Johannesburgo
Fue fácil llegar a Sudáfrica: nueve horas de vuelo; lo difícil fue ir al estadio: cuatro horas desde la puerta del hotel, en uno de los barrios más céntricos de Johannesburgo, hasta el Soccer City.
Un trayecto que no debe demorar más de media hora. En una ciudad sin transporte público, hay superpoblación de autos, única forma de desplazarse. Y la congestión de tránsito fue caótica.
Los sudafricanos experimentaron por primera vez la fuerza devastadora de una Copa Mundial.
A ello se unió la euforia nacional, que virtualmente embanderó y volcó al pueblo a las calles. Y colapsó Johannesburgo.
De cualquier modo, valió la pena el tortuoso viaje. En primer lugar para palpar el fervor popular, mezcla de alegría y orgullo, expresado de mil maneras, aunque caracterizado por la vuvuzela, la corneta que es ya producto nacional. Y genera un ruido infernal espantosamente fuerte, como el zumbido de millones de abejas juntas.
En segundo término, quedamos asombrados por las dimensiones del estadio. Sin duda alguna pelea el título de más grande del mundo. Ni el Maracaná, ni el Bernabéu, ni el Meazza, ni el Stade de France, el Azteca o el Allianz Arena de Munich, todos gigantescos, parecen más grandes que este: 84.490 espectadores sentados, con total comodidad. Cuando se desmonte el vasto palco de prensa, el aforo aumentará a 90.000.
Cuando el excepcional juez uzbeko Ravshan Irmatov dio el pitazo inicial (con cinco minutos de demora, extraño en torneos FIFA), la pelota rodó y se consumó el sueño de todo un continente: el primer Mundial africano.
El futbol, único idioma universal, está haciendo una obra redentora en el país del oro y los diamantes, de la cebra y el león, del mar y las montañas: la integración racial. El mediodía del miércoles, cuando el bus descapotado de los Bafana Bafana llegó a Mandela Square, miles de blancos celebraron codo a codo con los negros.

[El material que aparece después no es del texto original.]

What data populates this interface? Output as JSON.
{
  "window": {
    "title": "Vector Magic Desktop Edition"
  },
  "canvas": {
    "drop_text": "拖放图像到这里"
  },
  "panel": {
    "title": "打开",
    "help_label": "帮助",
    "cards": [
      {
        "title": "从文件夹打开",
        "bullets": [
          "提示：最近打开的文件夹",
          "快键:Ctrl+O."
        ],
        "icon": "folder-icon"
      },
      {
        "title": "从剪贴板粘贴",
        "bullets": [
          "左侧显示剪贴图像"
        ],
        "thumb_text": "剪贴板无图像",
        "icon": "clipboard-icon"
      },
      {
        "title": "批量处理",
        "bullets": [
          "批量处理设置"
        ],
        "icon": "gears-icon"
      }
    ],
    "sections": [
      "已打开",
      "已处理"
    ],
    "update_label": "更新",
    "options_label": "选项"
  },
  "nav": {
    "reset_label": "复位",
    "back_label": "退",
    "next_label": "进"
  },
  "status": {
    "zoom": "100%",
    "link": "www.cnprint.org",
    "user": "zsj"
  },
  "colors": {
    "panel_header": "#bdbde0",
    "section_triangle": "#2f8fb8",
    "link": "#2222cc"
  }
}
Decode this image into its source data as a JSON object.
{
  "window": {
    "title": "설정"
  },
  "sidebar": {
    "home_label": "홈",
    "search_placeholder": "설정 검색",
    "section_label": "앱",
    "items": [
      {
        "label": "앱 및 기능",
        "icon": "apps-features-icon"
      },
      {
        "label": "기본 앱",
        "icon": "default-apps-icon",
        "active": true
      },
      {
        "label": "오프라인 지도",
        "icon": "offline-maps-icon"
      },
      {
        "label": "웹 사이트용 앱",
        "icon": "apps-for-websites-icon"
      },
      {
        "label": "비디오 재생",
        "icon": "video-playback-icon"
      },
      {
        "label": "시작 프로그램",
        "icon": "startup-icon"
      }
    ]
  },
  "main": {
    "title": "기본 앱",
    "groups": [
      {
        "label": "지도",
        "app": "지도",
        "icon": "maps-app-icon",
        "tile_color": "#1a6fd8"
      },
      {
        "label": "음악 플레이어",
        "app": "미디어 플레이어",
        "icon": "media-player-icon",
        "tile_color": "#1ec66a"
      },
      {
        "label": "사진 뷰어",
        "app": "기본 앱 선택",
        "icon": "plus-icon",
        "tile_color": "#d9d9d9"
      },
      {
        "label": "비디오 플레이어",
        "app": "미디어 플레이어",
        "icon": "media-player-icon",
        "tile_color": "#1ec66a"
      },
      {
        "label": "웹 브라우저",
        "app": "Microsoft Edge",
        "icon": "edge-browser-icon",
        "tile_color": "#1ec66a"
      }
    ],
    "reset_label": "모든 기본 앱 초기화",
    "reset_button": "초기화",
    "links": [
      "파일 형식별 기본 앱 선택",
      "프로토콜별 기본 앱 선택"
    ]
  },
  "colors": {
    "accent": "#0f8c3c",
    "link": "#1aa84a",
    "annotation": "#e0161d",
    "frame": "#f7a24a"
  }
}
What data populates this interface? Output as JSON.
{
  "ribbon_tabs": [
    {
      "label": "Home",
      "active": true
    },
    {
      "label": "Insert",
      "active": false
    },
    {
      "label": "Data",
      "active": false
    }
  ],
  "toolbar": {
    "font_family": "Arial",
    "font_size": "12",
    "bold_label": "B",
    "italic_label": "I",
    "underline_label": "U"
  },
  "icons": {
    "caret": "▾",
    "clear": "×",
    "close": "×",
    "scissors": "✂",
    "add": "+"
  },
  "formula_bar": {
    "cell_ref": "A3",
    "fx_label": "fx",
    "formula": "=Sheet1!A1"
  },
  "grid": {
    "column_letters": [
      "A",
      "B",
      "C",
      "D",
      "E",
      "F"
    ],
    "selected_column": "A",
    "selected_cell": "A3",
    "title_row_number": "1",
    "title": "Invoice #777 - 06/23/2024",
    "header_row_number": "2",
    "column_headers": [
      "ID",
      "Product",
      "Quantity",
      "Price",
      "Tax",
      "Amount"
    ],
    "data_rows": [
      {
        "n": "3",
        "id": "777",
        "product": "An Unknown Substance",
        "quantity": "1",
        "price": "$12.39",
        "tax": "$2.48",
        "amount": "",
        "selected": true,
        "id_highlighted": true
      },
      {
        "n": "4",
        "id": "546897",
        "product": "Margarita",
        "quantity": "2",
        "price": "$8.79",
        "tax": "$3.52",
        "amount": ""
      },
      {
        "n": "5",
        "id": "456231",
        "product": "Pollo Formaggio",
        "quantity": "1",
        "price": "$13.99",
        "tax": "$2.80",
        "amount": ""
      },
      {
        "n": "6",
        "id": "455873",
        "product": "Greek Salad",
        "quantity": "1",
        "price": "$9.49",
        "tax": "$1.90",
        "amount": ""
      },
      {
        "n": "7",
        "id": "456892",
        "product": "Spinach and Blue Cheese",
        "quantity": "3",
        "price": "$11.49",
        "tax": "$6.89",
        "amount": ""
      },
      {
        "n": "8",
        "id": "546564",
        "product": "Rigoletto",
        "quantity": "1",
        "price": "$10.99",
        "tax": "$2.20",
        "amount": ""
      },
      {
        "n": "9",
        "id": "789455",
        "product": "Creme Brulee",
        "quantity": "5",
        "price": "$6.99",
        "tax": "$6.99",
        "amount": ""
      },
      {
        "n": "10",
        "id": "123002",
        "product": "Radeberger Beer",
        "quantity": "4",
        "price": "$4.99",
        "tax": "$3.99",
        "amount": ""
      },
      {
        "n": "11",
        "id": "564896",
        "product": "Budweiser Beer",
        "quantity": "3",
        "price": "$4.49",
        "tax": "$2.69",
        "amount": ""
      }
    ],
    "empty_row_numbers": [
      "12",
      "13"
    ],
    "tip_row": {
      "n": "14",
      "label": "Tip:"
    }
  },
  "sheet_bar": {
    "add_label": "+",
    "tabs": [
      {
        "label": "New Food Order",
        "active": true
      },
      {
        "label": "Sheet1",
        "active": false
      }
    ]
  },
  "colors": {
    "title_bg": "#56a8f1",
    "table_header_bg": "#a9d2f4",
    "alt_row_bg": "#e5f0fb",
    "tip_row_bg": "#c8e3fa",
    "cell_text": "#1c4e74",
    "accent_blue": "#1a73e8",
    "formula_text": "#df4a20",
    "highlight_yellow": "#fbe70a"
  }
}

Mezcla. Millones, blancos y negros, vistieron sus casas, sus autos y se enfundaron ellos en los colores amarillo, verde, rojo, negro y azul de la bandera. Todos se sintieron sudafricanos. Con sorpresa, se vieron hermanados en el sentimiento. Muy significativo en el país que ha sufrido durante siglos la más cruel división racial conocida.
Esta Copa puede ser el pegamento social que posibilite la unión de sus dos pueblos, el negro y el blanco. Que motorice la tolerancia y el respeto.
Pero en medio de tanta vuvuzela, hubo dos partidos. Discretitos ambos. Este va a ser, muy posiblemente, el futbol que veremos en la mayor parte de la Copa: parejo, intenso, dinámico, falto de imaginación, con demasiado respeto entre todos, bajo en goles, rebosante de empates, escaso de figuras.
De los 55 actores de ambos juegos, quien más nos agradó fue Tshabalala, el zurdo número 8 sudafricano, autor del golazo de su equipo. Ya antes de anotar se mostró vivaz, útil, solidario, inteligente, de buen toque. Si entre México, Francia y Uruguay tenemos como mejor a un sudafricano, ya es un diagnóstico de cómo estamos.
México, que está fuera de su realidad (sueña con cuartos de final como mínimo), decepcionó ante una Sudáfrica que pasó de su ilusión casi amateur a elaborar una producción aceptable.
Uruguay, siempre en la lucha, en el denodado combate por defender el cero y ver qué pesca adelante, rescató un punto anímicamente importante ante una Francia con pocas luces (¿Y Ribery'? ¿Jugó'?). Atención: Francia, de mayoría negra y corpulenta, utiliza al máximo su potencia física.
Para apuntar: el juez japonés Nishimura, que expulsó bien a Lodeiro por un planchazo a Sagna, no obró igual con Evra, que estando amonestado le dio un hachazo a Suárez. Son sutiles diferencias que siempre hay en un Mundial entre un europeo y un sudamericano.
Si los nuestros dan, afuera; para los otros, reprimenda. Toda la vida fue igual y no cambia. Con el único que no se atreven es con Brasil.
Hay mucho Mundial por delante. Que no se repita.